Functional causal models (fCMs) specify functional dependencies between random variables associated to the vertices of a graph. In directed acyclic graphs (DAGs), fCMs are well-understood: a unique probability distribution on the random variables can be easily specified, and a crucial graph-separation result called the d-separation theorem allows one to characterize conditional independences between the variables. However, fCMs on cyclic graphs pose challenges due to the absence of a systematic way to assign a unique probability distribution to the fCM's variables, the failure of the d-separation theorem, and lack of a generalization of this theorem that is applicable to all consistent cyclic fCMs. In this work, we develop a causal modeling framework applicable to all cyclic fCMs involving finite-cardinality variables, except inconsistent ones admitting no solutions. Our probability rule assigns a unique distribution even to non-uniquely solvable cyclic fCMs and reduces to the known rule for uniquely solvable fCMs. We identify a class of fCMs, called averagely uniquely solvable, that we show to be the largest class where the probabilities admit a Markov factorization. Furthermore, we introduce a new graph-separation property, p-separation, and prove this to be sound and complete for all consistent finite-cardinality cyclic fCMs while recovering the d-separation theorem for DAGs. These results are obtained by considering classical post-selected teleportation protocols inspired by analogous protocols in quantum information theory. We discuss further avenues for exploration, linking in particular problems in cyclic fCMs and in quantum causality.

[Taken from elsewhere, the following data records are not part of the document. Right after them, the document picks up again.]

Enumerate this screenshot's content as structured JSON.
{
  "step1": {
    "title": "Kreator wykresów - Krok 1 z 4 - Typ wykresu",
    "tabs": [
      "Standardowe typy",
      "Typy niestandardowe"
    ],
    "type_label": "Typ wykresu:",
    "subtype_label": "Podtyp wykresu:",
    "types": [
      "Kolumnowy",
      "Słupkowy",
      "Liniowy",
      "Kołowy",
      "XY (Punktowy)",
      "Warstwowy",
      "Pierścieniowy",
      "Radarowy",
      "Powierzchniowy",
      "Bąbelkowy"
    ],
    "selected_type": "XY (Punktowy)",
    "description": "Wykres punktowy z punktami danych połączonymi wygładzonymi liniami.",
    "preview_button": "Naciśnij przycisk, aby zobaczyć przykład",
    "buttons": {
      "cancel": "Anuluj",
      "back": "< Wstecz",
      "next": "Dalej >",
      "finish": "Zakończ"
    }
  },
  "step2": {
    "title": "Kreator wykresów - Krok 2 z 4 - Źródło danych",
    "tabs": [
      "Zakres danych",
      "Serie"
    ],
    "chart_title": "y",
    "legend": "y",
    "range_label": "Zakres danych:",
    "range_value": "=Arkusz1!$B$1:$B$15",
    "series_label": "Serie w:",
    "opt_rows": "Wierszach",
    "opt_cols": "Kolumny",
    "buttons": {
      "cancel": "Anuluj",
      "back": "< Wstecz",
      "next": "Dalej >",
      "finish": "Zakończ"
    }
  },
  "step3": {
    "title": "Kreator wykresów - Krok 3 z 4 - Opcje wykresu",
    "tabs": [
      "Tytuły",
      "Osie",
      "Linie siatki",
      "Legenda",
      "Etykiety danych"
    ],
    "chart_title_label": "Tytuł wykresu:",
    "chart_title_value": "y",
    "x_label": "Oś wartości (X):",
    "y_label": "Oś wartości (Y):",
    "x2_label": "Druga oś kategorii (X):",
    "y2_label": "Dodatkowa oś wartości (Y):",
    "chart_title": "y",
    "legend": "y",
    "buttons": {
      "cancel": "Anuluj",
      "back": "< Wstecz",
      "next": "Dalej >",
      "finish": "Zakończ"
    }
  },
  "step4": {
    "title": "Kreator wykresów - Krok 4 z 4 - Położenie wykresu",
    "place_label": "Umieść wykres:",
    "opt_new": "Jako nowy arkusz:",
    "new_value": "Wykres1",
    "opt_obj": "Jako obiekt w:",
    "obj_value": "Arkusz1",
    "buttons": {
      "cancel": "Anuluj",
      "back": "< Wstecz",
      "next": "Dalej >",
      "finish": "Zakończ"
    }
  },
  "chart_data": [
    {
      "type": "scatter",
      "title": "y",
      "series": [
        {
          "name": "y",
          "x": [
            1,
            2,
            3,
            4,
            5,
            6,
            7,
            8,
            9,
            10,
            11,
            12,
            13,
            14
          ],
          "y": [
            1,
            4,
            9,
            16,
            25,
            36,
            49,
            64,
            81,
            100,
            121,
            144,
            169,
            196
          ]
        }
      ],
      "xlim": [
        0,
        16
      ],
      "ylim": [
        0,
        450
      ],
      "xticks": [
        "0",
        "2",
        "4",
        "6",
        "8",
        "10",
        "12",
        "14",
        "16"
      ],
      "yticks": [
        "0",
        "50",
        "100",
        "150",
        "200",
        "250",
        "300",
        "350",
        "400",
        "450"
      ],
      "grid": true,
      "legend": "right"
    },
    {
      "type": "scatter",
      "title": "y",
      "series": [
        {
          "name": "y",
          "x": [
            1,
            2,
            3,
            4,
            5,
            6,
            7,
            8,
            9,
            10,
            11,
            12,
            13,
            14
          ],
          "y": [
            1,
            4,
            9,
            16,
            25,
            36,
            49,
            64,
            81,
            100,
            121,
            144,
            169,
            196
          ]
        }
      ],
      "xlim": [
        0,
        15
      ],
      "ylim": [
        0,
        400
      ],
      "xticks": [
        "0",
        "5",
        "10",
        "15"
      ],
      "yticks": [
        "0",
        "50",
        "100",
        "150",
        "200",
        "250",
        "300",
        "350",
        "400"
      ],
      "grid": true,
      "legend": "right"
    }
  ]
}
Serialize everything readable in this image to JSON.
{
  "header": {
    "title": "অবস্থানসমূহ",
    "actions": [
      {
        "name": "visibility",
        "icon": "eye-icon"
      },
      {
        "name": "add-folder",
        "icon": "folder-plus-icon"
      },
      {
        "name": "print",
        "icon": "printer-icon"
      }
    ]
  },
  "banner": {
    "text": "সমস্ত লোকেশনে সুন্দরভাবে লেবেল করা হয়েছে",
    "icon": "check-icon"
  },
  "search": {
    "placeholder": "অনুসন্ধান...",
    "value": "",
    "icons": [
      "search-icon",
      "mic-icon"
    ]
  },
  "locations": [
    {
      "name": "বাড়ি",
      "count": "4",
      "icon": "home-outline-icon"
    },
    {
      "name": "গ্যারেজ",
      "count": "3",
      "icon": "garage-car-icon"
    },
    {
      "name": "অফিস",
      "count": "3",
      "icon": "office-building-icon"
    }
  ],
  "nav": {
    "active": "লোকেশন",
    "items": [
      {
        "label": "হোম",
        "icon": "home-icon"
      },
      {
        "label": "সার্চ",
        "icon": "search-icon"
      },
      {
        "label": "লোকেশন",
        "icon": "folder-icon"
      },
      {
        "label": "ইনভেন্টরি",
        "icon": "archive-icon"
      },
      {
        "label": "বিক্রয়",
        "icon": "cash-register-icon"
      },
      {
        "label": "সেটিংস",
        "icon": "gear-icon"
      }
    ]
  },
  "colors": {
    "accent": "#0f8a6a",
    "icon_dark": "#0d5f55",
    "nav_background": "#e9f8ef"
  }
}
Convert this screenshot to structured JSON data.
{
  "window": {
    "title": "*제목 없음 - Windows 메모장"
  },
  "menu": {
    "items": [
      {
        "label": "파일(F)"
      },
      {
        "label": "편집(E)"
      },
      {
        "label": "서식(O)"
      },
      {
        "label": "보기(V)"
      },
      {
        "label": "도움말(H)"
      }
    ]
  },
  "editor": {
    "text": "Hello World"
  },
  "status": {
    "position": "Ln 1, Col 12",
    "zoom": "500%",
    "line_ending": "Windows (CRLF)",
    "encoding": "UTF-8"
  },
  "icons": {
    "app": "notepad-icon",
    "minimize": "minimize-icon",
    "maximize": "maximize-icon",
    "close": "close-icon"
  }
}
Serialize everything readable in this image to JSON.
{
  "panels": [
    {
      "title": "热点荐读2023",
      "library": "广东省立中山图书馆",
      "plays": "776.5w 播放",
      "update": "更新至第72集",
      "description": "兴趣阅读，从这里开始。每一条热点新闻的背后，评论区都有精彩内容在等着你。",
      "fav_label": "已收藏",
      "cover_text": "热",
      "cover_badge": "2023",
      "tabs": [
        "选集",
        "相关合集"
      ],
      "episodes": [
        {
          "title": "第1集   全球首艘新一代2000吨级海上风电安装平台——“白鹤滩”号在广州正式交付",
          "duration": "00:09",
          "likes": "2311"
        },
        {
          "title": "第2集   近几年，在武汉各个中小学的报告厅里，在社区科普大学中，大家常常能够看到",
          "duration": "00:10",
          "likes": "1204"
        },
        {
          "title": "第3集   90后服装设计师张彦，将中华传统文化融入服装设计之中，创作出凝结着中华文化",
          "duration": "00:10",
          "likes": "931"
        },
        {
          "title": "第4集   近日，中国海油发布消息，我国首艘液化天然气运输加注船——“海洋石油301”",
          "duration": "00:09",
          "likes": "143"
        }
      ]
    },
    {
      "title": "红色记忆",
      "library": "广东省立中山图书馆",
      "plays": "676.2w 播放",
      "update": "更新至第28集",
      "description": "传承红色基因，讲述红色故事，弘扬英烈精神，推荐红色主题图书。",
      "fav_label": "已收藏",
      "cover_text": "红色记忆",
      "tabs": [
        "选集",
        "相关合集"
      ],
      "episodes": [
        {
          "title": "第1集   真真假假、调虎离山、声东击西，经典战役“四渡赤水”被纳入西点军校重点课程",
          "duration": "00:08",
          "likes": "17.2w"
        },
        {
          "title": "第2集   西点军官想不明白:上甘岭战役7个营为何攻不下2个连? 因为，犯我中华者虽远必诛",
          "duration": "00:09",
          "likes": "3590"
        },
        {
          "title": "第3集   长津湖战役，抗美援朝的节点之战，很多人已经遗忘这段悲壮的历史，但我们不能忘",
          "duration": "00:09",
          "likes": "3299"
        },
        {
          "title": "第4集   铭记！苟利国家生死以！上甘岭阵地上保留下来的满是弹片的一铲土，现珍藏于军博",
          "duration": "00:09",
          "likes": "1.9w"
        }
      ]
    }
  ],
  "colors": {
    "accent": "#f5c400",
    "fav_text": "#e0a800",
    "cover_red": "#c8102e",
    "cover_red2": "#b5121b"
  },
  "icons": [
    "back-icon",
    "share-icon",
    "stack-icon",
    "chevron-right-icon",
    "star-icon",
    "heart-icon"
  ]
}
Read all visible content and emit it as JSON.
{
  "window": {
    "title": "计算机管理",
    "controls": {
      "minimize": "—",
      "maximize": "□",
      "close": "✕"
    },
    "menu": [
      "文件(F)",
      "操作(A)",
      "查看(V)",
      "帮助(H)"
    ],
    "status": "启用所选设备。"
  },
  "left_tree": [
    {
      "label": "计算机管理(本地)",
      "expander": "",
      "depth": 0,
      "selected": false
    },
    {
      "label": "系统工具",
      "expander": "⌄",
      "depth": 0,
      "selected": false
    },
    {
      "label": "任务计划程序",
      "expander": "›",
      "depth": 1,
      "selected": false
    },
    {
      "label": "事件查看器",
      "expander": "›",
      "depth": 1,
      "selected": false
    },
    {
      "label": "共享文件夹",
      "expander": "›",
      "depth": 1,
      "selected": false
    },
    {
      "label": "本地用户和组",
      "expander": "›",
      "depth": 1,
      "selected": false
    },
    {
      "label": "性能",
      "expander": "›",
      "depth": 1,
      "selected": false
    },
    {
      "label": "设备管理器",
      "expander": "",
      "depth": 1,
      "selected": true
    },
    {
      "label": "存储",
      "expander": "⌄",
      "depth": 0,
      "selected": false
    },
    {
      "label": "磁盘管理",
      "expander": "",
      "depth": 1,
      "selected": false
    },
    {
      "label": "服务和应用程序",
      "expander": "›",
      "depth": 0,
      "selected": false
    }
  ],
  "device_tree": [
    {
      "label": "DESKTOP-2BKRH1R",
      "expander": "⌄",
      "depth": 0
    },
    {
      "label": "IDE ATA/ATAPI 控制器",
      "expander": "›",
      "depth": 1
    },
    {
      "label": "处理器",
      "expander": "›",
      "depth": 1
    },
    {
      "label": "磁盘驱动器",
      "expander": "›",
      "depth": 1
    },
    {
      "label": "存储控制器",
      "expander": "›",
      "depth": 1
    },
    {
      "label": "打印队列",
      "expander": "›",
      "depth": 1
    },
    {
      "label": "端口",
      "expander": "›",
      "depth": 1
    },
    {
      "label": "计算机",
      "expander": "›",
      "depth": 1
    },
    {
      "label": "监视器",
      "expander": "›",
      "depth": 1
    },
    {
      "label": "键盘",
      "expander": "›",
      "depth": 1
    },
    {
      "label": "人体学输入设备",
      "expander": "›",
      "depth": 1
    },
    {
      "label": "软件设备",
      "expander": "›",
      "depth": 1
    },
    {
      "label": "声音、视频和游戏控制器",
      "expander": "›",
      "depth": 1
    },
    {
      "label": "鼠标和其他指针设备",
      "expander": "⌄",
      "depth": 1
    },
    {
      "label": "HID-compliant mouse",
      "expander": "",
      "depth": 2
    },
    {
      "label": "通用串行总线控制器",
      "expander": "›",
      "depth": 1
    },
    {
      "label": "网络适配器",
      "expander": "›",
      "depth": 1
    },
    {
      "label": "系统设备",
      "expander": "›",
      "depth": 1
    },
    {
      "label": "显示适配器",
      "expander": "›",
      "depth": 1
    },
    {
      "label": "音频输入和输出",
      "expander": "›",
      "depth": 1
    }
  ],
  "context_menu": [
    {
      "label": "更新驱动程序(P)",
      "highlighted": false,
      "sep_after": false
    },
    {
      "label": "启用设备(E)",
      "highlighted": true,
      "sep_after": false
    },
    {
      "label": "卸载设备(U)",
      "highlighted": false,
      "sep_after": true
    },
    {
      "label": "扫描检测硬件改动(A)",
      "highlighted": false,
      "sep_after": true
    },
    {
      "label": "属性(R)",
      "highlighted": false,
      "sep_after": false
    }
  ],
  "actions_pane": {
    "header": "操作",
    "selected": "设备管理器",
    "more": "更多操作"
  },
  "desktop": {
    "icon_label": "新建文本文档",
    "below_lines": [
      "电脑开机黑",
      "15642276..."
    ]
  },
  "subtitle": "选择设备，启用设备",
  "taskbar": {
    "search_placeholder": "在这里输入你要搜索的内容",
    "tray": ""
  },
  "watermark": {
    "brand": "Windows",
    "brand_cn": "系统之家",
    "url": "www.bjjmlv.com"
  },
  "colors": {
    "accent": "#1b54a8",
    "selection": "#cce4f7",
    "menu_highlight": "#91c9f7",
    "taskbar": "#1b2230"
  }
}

翻译：函数因果模型（fCM）规定了与图中顶点相关联的随机变量之间的函数依赖关系。在有向无环图（DAG）中，fCM已得到充分理解：可以轻松指定随机变量上的唯一概率分布，并且一个称为d-分离定理的关键图分离结果允许人们刻画变量之间的条件独立性。然而，循环图上的fCM带来了挑战，原因在于缺乏为fCM变量分配唯一概率分布的系统方法、d-分离定理的失效，以及缺乏适用于所有一致循环fCM的该定理的推广。在本工作中，我们开发了一个适用于所有涉及有限基数变量（除了无解的不一致模型）的循环fCM的因果建模框架。我们的概率规则即使对非唯一可解的循环fCM也分配了唯一分布，并简化为已知的唯一可解fCM规则。我们识别了一类称为平均唯一可解的fCM，并证明其是概率允许马尔可夫分解的最大类别。此外，我们引入了一种新的图分离性质——p-分离，并证明其对所有一致有限基数循环fCM是可靠且完备的，同时恢复了DAG的d-分离定理。这些结果是通过考虑受量子信息论中类似协议启发的经典后选择隐形传态协议而获得的。我们讨论了进一步探索的途径，特别是将循环fCM中的问题与量子因果性问题联系起来。